Jumat, 12 November 2010

Dari Gelap Menuju Cahaya



Tulisan ini diambil dari salah satu artikel dalam buku BERKAH (Berbagi Kisah dan Harapan) yang diterbitkan oleh Direktorat Jenderal Pajak pada akhir tahun 2009. Judul diambil dari kutipan ayat Alquran minazh zhulumaati ilannuur, sekaligus menggambarkan isi tulisan yang bercerita tentang reformasi birokrasi (baca: modernisasi) di lingkungan DJP yang melahirkan suatu era kemenangan bagi kebenaran, profesionalisme, nilai-nilai moral, dan kode etik. Inilah tulisan selengkapnya (sebelum diedit sebagaimana terdapat dalam buku BERKAH). Selamat membaca.
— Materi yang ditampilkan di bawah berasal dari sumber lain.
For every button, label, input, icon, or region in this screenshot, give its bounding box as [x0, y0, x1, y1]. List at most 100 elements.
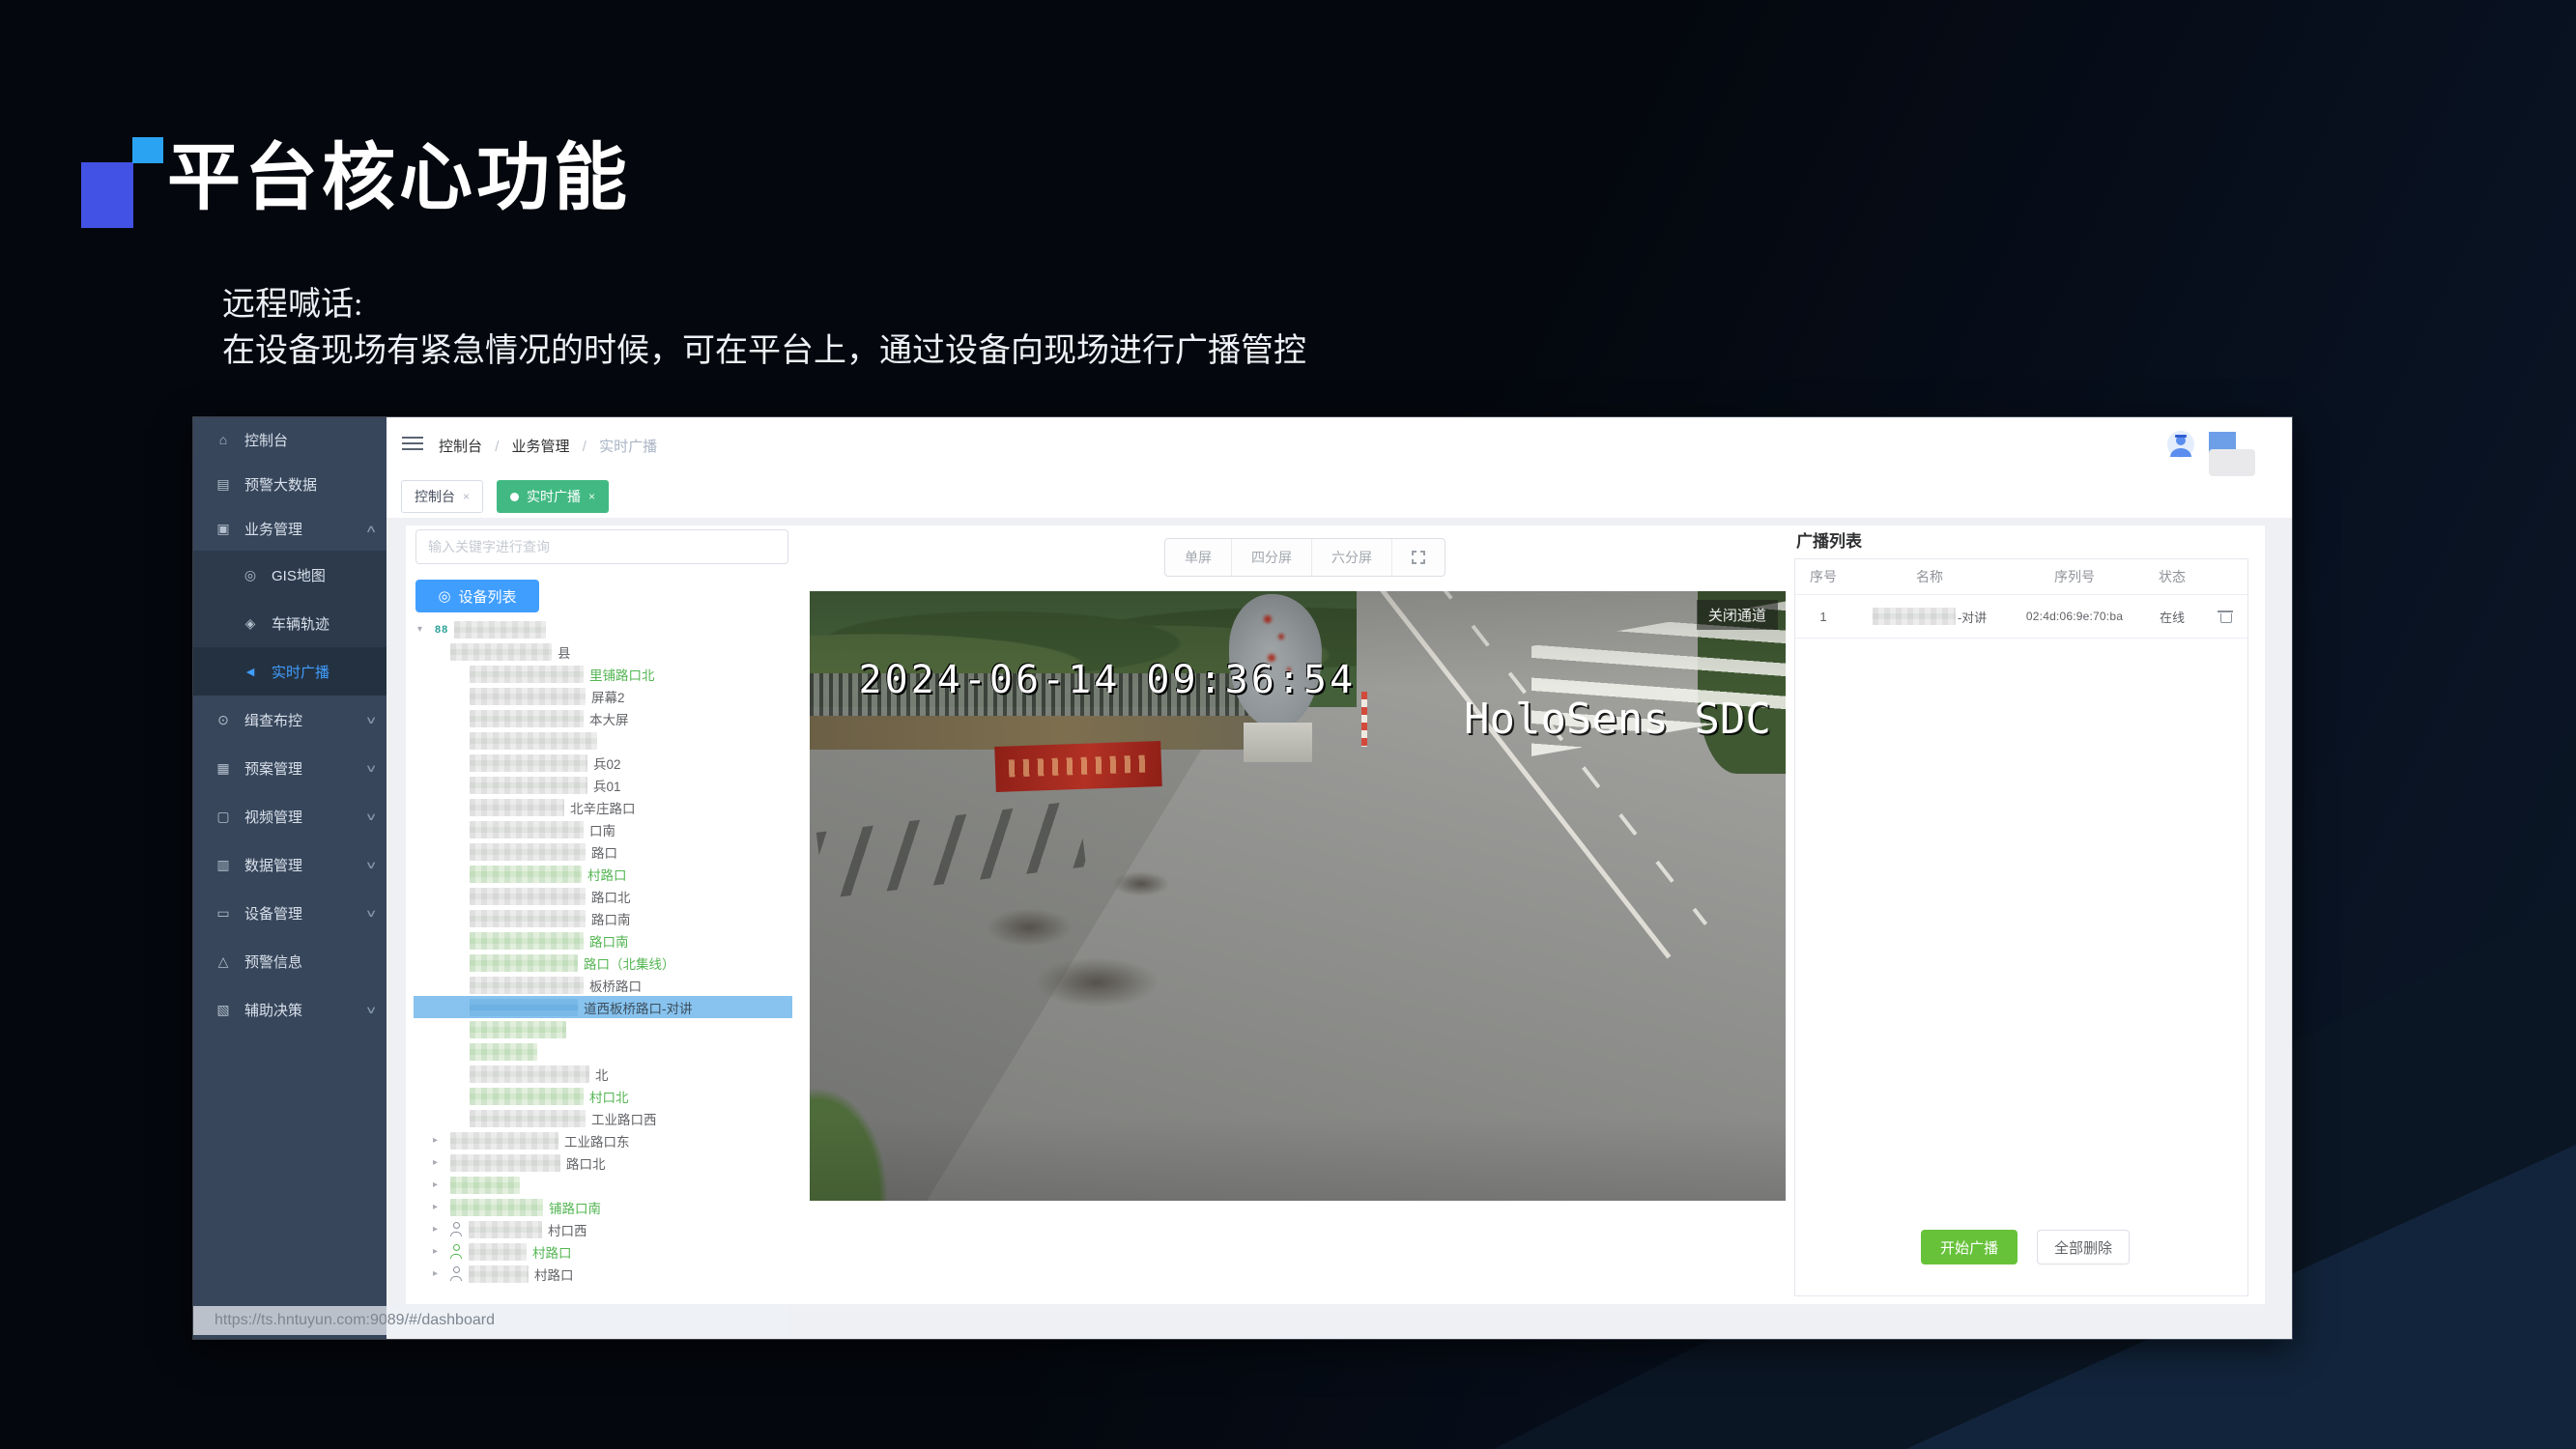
tree-node[interactable]: 村路口: [414, 863, 792, 885]
sidebar-item-alert-bigdata[interactable]: ▤预警大数据: [193, 462, 386, 506]
tree-node[interactable]: ▸铺路口南: [414, 1196, 792, 1218]
tree-node[interactable]: 路口（北集线）: [414, 952, 792, 974]
video-icon: ▢: [215, 809, 232, 825]
chevron-down-icon: ∨: [365, 907, 378, 920]
redacted-label: [470, 1088, 584, 1105]
tree-node[interactable]: ▸村口西: [414, 1218, 792, 1240]
delete-row-icon[interactable]: [2219, 610, 2231, 623]
sidebar-item-video-mgmt[interactable]: ▢视频管理∨: [193, 792, 386, 840]
tree-node[interactable]: 北辛庄路口: [414, 796, 792, 818]
sidebar-item-plan-mgmt[interactable]: ▦预案管理∨: [193, 744, 386, 792]
alert-icon: △: [215, 953, 232, 970]
tree-node[interactable]: 兵01: [414, 774, 792, 796]
tree-node[interactable]: 屏幕2: [414, 685, 792, 707]
device-list-button[interactable]: ◎ 设备列表: [415, 580, 539, 612]
tree-node[interactable]: 口南: [414, 818, 792, 840]
tree-node[interactable]: 路口南: [414, 907, 792, 929]
car-icon: ◈: [242, 615, 259, 632]
tree-node[interactable]: 路口南: [414, 929, 792, 952]
tab-console[interactable]: 控制台 ×: [401, 480, 483, 513]
tree-node[interactable]: 路口: [414, 840, 792, 863]
tree-node-label: 村口北: [589, 1087, 629, 1106]
screen-mode-2[interactable]: 四分屏: [1232, 539, 1312, 576]
close-icon[interactable]: ×: [463, 490, 470, 503]
tree-node-label: 道西板桥路口-对讲: [584, 998, 693, 1017]
close-icon[interactable]: ×: [588, 490, 595, 503]
tree-node[interactable]: 路口北: [414, 885, 792, 907]
screen-mode-1[interactable]: 单屏: [1165, 539, 1232, 576]
sidebar-item-vehicle-track[interactable]: ◈ 车辆轨迹: [193, 599, 386, 647]
sidebar-item-alert-info[interactable]: △预警信息: [193, 937, 386, 985]
redacted-label: [469, 1265, 529, 1283]
breadcrumb-console[interactable]: 控制台: [439, 439, 482, 455]
redacted-label: [470, 710, 584, 727]
sidebar-item-business-mgmt[interactable]: ▣业务管理∧: [193, 506, 386, 551]
screen-mode-3[interactable]: 六分屏: [1312, 539, 1392, 576]
broadcast-table: 序号 名称 序列号 状态 1 -对讲 02:4d:0: [1794, 558, 2248, 1296]
tree-node[interactable]: ▸: [414, 1174, 792, 1196]
chevron-right-icon: ▸: [433, 1179, 444, 1190]
user-avatar-icon[interactable]: [2166, 430, 2195, 459]
chevron-right-icon: ▸: [433, 1202, 444, 1212]
tree-node[interactable]: [414, 1040, 792, 1063]
chevron-right-icon: ▸: [433, 1268, 444, 1279]
tree-node[interactable]: 本大屏: [414, 707, 792, 729]
chevron-down-icon: ∨: [365, 762, 378, 775]
tree-node[interactable]: 北: [414, 1063, 792, 1085]
broadcast-actions: 开始广播 全部删除: [1921, 1230, 2130, 1264]
fullscreen-button[interactable]: [1392, 539, 1445, 576]
tree-node[interactable]: ▸村路口: [414, 1240, 792, 1263]
close-channel-button[interactable]: 关闭通道: [1697, 600, 1778, 630]
redacted-label: [470, 843, 586, 861]
sidebar-item-device-mgmt[interactable]: ▭设备管理∨: [193, 889, 386, 937]
sidebar-item-label: 车辆轨迹: [272, 613, 329, 634]
tree-node[interactable]: 工业路口西: [414, 1107, 792, 1129]
sidebar-item-gis-map[interactable]: ◎GIS地图: [193, 551, 386, 599]
chevron-down-icon: ▾: [417, 624, 429, 635]
start-broadcast-button[interactable]: 开始广播: [1921, 1230, 2018, 1264]
tab-live-broadcast[interactable]: 实时广播 ×: [497, 480, 609, 513]
redacted-label: [470, 932, 584, 950]
sidebar-item-data-mgmt[interactable]: ▥数据管理∨: [193, 840, 386, 889]
sidebar-item-patrol-control[interactable]: ⊙缉查布控∨: [193, 696, 386, 744]
sidebar: ⌂控制台▤预警大数据▣业务管理∧◎GIS地图 ◈ 车辆轨迹 ◄实时广播⊙缉查布控∨▦预…: [193, 417, 386, 1339]
tree-node[interactable]: [414, 729, 792, 752]
breadcrumb: 控制台 / 业务管理 / 实时广播: [439, 436, 657, 456]
col-name: 名称: [1851, 567, 2008, 586]
tree-node[interactable]: ▸村路口: [414, 1263, 792, 1285]
content-area: ◎ 设备列表 ▾88县里铺路口北屏幕2 本大屏兵02兵01 北辛庄路口口南路口村路口…: [386, 518, 2292, 1339]
redacted-label: [470, 1110, 586, 1127]
tree-node[interactable]: 村口北: [414, 1085, 792, 1107]
tree-node[interactable]: ▸路口北: [414, 1151, 792, 1174]
redacted-label: [454, 621, 546, 639]
tree-node[interactable]: 兵02: [414, 752, 792, 774]
tree-node[interactable]: ▾88: [414, 618, 792, 640]
sidebar-item-decision-support[interactable]: ▧辅助决策∨: [193, 985, 386, 1034]
person-icon: [450, 1266, 463, 1281]
sidebar-item-console[interactable]: ⌂控制台: [193, 417, 386, 462]
col-index: 序号: [1795, 567, 1851, 586]
tree-node[interactable]: [414, 1018, 792, 1040]
tree-node[interactable]: 里铺路口北: [414, 663, 792, 685]
user-dropdown-box: [2209, 449, 2255, 476]
sidebar-item-live-broadcast[interactable]: ◄实时广播: [193, 647, 386, 696]
row-name: -对讲: [1851, 608, 2008, 626]
tree-node-label: 本大屏: [589, 709, 629, 728]
row-status: 在线: [2141, 608, 2203, 626]
title-bullet-square: [81, 162, 133, 228]
broadcast-list-title: 广播列表: [1796, 527, 1862, 552]
tree-node[interactable]: 板桥路口: [414, 974, 792, 996]
tree-node[interactable]: 道西板桥路口-对讲: [414, 996, 792, 1018]
sidebar-item-label: GIS地图: [272, 565, 326, 585]
tree-node-label: 工业路口东: [564, 1131, 630, 1151]
delete-all-button[interactable]: 全部删除: [2037, 1230, 2130, 1264]
breadcrumb-separator: /: [583, 439, 587, 455]
tree-node[interactable]: 县: [414, 640, 792, 663]
breadcrumb-business[interactable]: 业务管理: [512, 439, 570, 455]
search-input[interactable]: [415, 529, 788, 564]
tree-node-label: 北辛庄路口: [570, 798, 636, 817]
tree-node[interactable]: ▸工业路口东: [414, 1129, 792, 1151]
device-list-label: 设备列表: [459, 586, 517, 607]
tree-node-label: 路口南: [589, 931, 629, 951]
collapse-menu-icon[interactable]: [402, 437, 423, 452]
Hari itu, Sabtu, di bulan September 1997. Aku harus melakukan registrasi karena aku dinyatakan lolos tes memasuki salah satu perguruan tinggi kedinasan favorit di Jakarta (lebih tepat Tangerang, kebetulan berbatasan dengan Bintaro Jaya). Saat hendak memasuki pintu registrasi, salah seorang panitia, sebut saja namanya P, bertanya dengan nada tinggi, “Mau apa Kau ke sini?” Aku menjawab, “Registrasi, Kak.” Ya, Kak adalah panggilan yang aku rasa paling tepat untuk memanggil kakak seniorku di perguruan tinggi itu.
Seniorku melanjutkan pertanyaannya, “Ambil jurusan apa?”
Jawabku dengan sedikit ketakutan, “Pajak, Kak.”
“Pajak? Mau jadi koruptor, ya?”
Bingung. Aku mesti jawab apa. Aku tidak tahu apakah itu gaya yang disengaja dari seorang senior mahasiswa atau memang kebenaran yang terjadi di negeri ini. Bahwa pajak identik dengan para koruptor. Saat itu aku tidak terlalu peduli dengan kodisi bangsa. Yang aku tahu hanya belajar, belajar, dan belajar. Aku bahagia bisa diterima di perguruan tinggi yang gratis, setidaknya bisa meringankan beban ekonomi orang tua.
***
Selang tiga tahun, aku lulus dan ditempatkan di KPP S. Sebuah kota yang sama sekali belum ada di kamus kehidupanku. Apalagi ketika berpamitan dengan seniorku ketika praktek kerja lapangan (PKL) di KPP T, mereka berkata, “Untung kamu. Ditempatkan di tempat bagus. Kota S adalah dambaan kita-kita. Selamat, deh!”
Untung? Dambaan? Apa pula itu? Aku hanya berpikir, inilah tugas. Penempatan di manapun sama saja. Toh sewaktu menulis lamaran sebagai PNS kepada Menteri Keuangan, salah satu kontraknya adalah Siap Ditempatkan Di Manapun. Itu janji. Titik
Aku penempatan di Kota S sejak 1 Desember 2000. Di tempat yang baru itu, aku belum bisa melakukan apa-apa, kecuali membantu beberapa pelaksana untuk mengirimkan surat ke Subbagian Umum, atau sekadar membelikan sesuatu (ATK, dan sebagainya). Terlebih lagi, aku merasa tidak ada apa-apanya jika dibandingkan dengan pegawai yang sudah berpengalaman mesti pendidikan mereka hanya SMP atau SMA. Dulu, ketika kuliah, aku diajari cara mengisi SPT dengan benar, jelas, dan lengkap sebagaimana ditentukan dalam UU KUP, ternyata hal itu tidak bisa serta-merta dilakukan di sini. Mereka, para senior yang—bahkan (maaf)—berpendidikan SMP atau SMA itu, sangat mahir mengerjakan SPT. Ketika aku tanya, “SPT siapa, Bu?” Dengan enteng mereka menjawab, “Oh, ini punya WP A.” Sementara ada seorang bapak yang lain menjawab, “Biasa, Dik, njahit. Buat tambahan.”
Njahit adalah kata yang sangat halus untuk mengatakan bahwa mereka mengerjakan sesuatu yang semestinya dikerjakan oleh Wajib Pajak. Tentu dengan imbalan tertentu yang belakangan aku ketahui ternyata tarifnya kadang-kadang tidak murah.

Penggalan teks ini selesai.